What was your greatest achievement as a player?
For women’s football in Italy, the fact that female players will be counted as professionals as of 2022 is a huge achievement for every single person that has played the game as an amateur – our work and dedication has paved the way, and it is a moment I will take great pride in.
Personally, I realised the impact I had upon the game when I retired last season. I received a lot of communications from both teammates and opponents to say that playing with me was an experience that they valued.
For me that was the greatest victory of my career because, as much as trophies are important to every athlete, it’s not what you take from the game that you’ll be remembered by – but rather what you leave behind.
Are there any skills that you learned as a player that are applicable to your work today?
I would say one of my strongest assets is my knowledge of the game, and not just the workings of the top leagues or the national team, but every level that leads up to that.
Women’s football is constantly evolving and I’m always up to date with the latest news and developments across every aspect of the game. As a player I established a true passion for the world of women’s football, and in my experience, that’s just as useful off the pitch as it was on it.
“It’s been great meeting all these women who are so passionate and driven - it’s opened an incredible dialogue”
How do you think that the football industry will benefit from a more diverse leadership?

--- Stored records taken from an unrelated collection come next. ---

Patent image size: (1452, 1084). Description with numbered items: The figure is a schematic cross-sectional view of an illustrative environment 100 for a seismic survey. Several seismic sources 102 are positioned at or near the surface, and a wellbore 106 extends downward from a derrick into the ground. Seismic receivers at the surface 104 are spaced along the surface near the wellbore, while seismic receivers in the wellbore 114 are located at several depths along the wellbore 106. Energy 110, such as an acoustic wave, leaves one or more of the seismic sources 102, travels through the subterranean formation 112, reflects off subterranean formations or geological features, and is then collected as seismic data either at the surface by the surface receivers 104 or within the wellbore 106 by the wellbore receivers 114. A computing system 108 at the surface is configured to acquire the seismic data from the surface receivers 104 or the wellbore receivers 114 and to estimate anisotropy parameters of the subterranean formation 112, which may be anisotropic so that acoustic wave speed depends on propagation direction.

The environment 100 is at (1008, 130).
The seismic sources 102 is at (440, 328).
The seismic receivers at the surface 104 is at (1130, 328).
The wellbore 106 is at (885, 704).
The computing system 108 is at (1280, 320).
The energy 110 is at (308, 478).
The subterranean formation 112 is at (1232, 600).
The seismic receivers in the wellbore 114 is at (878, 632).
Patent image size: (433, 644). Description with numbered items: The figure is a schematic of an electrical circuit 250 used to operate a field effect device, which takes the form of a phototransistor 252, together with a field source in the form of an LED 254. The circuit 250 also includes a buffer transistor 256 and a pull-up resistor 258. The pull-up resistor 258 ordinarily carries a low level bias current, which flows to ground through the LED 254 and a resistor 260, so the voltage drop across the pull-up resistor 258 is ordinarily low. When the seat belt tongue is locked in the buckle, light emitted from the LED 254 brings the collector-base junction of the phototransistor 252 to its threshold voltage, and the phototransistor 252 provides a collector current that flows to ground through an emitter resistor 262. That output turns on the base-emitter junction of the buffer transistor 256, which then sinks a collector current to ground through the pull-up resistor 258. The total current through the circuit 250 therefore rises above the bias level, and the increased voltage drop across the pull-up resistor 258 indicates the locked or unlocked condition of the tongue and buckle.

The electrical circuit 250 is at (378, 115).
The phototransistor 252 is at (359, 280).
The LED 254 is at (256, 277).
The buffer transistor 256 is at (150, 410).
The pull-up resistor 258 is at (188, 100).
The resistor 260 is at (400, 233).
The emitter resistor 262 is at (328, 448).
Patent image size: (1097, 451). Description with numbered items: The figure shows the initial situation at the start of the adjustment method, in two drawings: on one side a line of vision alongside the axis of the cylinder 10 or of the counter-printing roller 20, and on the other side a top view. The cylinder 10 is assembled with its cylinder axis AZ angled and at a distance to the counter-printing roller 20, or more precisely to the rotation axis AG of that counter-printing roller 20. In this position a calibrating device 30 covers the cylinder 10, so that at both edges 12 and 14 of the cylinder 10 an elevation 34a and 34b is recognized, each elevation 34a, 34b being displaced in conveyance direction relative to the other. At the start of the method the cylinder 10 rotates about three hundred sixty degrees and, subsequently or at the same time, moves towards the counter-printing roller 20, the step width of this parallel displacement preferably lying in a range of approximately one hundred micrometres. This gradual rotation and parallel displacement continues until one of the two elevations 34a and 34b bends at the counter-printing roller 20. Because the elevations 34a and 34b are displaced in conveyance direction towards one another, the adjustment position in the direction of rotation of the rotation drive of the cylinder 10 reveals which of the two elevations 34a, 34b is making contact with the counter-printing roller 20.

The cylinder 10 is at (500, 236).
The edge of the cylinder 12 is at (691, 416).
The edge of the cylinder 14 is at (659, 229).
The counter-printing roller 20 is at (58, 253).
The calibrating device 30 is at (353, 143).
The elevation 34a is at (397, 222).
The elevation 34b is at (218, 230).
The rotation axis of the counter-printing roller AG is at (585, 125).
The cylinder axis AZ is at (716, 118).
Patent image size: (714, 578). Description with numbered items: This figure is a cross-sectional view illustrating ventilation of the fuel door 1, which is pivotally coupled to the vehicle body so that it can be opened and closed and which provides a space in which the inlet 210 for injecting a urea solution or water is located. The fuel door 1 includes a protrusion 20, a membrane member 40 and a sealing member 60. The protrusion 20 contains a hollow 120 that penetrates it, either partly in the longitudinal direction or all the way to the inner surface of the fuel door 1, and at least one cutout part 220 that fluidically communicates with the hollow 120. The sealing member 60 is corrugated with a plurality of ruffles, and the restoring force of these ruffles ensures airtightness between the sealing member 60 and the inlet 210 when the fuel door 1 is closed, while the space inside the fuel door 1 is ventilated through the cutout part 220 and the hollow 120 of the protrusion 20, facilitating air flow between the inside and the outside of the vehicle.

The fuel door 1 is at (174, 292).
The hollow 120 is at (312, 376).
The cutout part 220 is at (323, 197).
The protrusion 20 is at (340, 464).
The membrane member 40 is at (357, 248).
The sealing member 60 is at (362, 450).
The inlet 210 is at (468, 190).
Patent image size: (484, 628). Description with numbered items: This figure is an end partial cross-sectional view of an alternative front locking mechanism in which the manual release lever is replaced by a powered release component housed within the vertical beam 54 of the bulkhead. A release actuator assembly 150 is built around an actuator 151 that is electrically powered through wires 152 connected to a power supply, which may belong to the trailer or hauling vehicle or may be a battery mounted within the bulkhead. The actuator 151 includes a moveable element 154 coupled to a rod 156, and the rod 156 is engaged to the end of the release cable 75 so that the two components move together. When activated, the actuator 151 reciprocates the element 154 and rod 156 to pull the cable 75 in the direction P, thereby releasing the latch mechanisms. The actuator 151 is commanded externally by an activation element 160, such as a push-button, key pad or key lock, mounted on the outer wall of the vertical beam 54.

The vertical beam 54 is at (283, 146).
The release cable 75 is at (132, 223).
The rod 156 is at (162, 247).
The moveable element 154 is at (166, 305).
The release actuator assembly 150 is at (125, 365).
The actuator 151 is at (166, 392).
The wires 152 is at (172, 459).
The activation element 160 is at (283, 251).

I think diversity is so important at an executive level, as it allows projects and issues to be approached from different standpoints. Working with people with varied backgrounds and experiences from our own helps to promote an open mind and a broader understanding of the industry that we’re working in.
When I first started playing in Iceland I was exposed to not only a different culture, but a completely new perspective of the game. Play was so much more physical, while in Italy we paid more attention to technical skills – it wasn’t better or worse – but just a different approach.
I adapted, and when I came back to Italy I did so as an improved player with a more rounded skillset and vision of the game. I think that’s what every company and industry needs – to learn and be guided by different experiences in order to piece together the full picture, and achieve better results as a consequence.
How have you found the Ready to Board course so far?
It’s been fantastic. Even after the first two weeks I’ve picked up so much that is going to be invaluable to my career – not least of all the self-confidence that I’ve developed as part of the course.
It’s been great meeting all these women who are so passionate and driven in their work, and it’s opened an incredible dialogue. I even recognised some of the participants from my playing days. Diana Matheson and I used to come head-to-head in midfield during the Cyprus Cup while she was representing Canada – she’s very technical and clever, both on the pitch and off!